Currently, the main pseudoconstitutional questions being asked are: Can Diana be crowned Queen if she and Charles are living apart; and shouldn’t Charles give up the throne in favor of his elder son, William? The directors of public life have in the meantime changed. Rupert Murdoch’s Times is much less influential, the Prime Minister is an easygoing loyalist, and the Archbishop of Canterbury is a member of the happy-clappy persuasion. With the Palace having lost the knack of setting the agenda itself, a loose crew of tabloid editors, opinion pollsters, and royal experts has taken over. So Charles is being and will continue to be tried in some informal court of morals and popularity. No matter that he is the legitimate heir to the throne, that he is still of sound mind, and that he has been trained all his life to assume the function of monarch. How will this stack up against the fact that he two-timed the most popular woman in Britain?

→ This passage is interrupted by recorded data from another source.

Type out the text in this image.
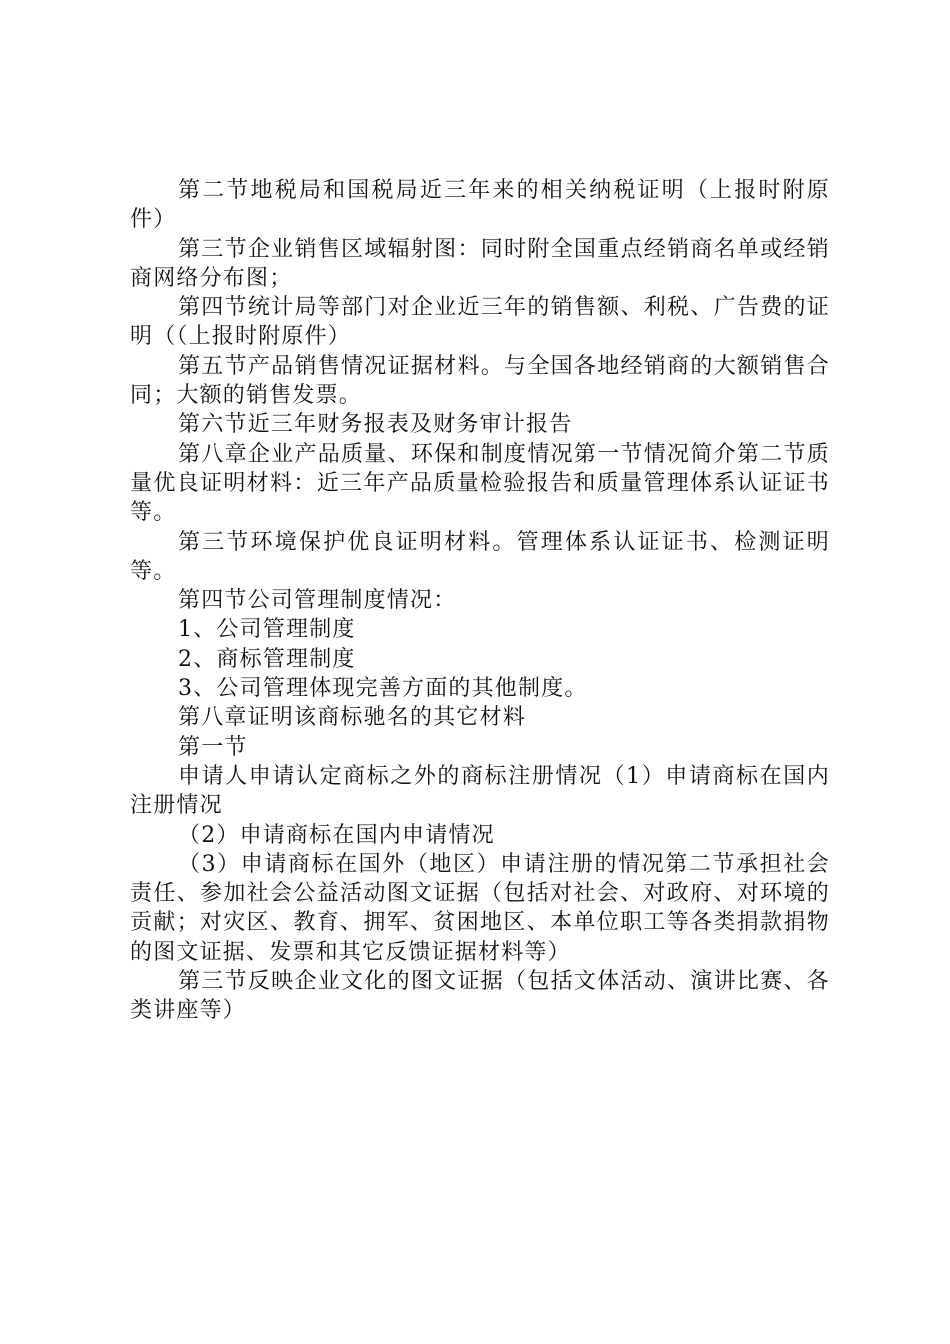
第二节地税局和国税局近三年来的相关纳税证明（上报时附原件）

第三节企业销售区域辐射图：同时附全国重点经销商名单或经销商网络分布图；

第四节统计局等部门对企业近三年的销售额、利税、广告费的证明（（上报时附原件）

第五节产品销售情况证据材料。与全国各地经销商的大额销售合同；大额的销售发票。

第六节近三年财务报表及财务审计报告

第八章企业产品质量、环保和制度情况第一节情况简介第二节质量优良证明材料：近三年产品质量检验报告和质量管理体系认证证书等。

第三节环境保护优良证明材料。管理体系认证证书、检测证明等。

第四节公司管理制度情况：

1、公司管理制度

2、商标管理制度

3、公司管理体现完善方面的其他制度。

第八章证明该商标驰名的其它材料

第一节

申请人申请认定商标之外的商标注册情况（1）申请商标在国内注册情况

（2）申请商标在国内申请情况

（3）申请商标在国外（地区）申请注册的情况第二节承担社会责任、参加社会公益活动图文证据（包括对社会、对政府、对环境的贡献；对灾区、教育、拥军、贫困地区、本单位职工等各类捐款捐物的图文证据、发票和其它反馈证据材料等）

第三节反映企业文化的图文证据（包括文体活动、演讲比赛、各类讲座等）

And then, on top of all this domestic drama, there is the question of money. This arose with a vengeful suddenness in the wake of the Windsor Castle fire. Normally, a good blaze plays in a predictable fashion, producing a sort of subdued Rei
chstag effect. (One could even imagine a junior Royal torching the castle to reattract public sympathy.) But this time the opposite occurred. Peter Brooke, Secretary of State for National Heritage, no doubt imagined he was being a loyal minister and an uncontroversial citizen when he announced the next day in the House of Commons that the state would pick up the estimated £60 million tab for restoring “this most precious and well-loved part of our national heritage.” Buckingham Palace confirmed that the Queen herself would pay only for the repair of damaged artifacts from her private collection—which seemed to come in at a few carpets and chandeliers, plus various items dented by the firemen. Both sides agreed that the financial position was clear. Windsor Castle belonged not to the Queen as a private individual but to the Crown; therefore, the Crown, meaning the state, meaning the taxpayer, would have to fork out.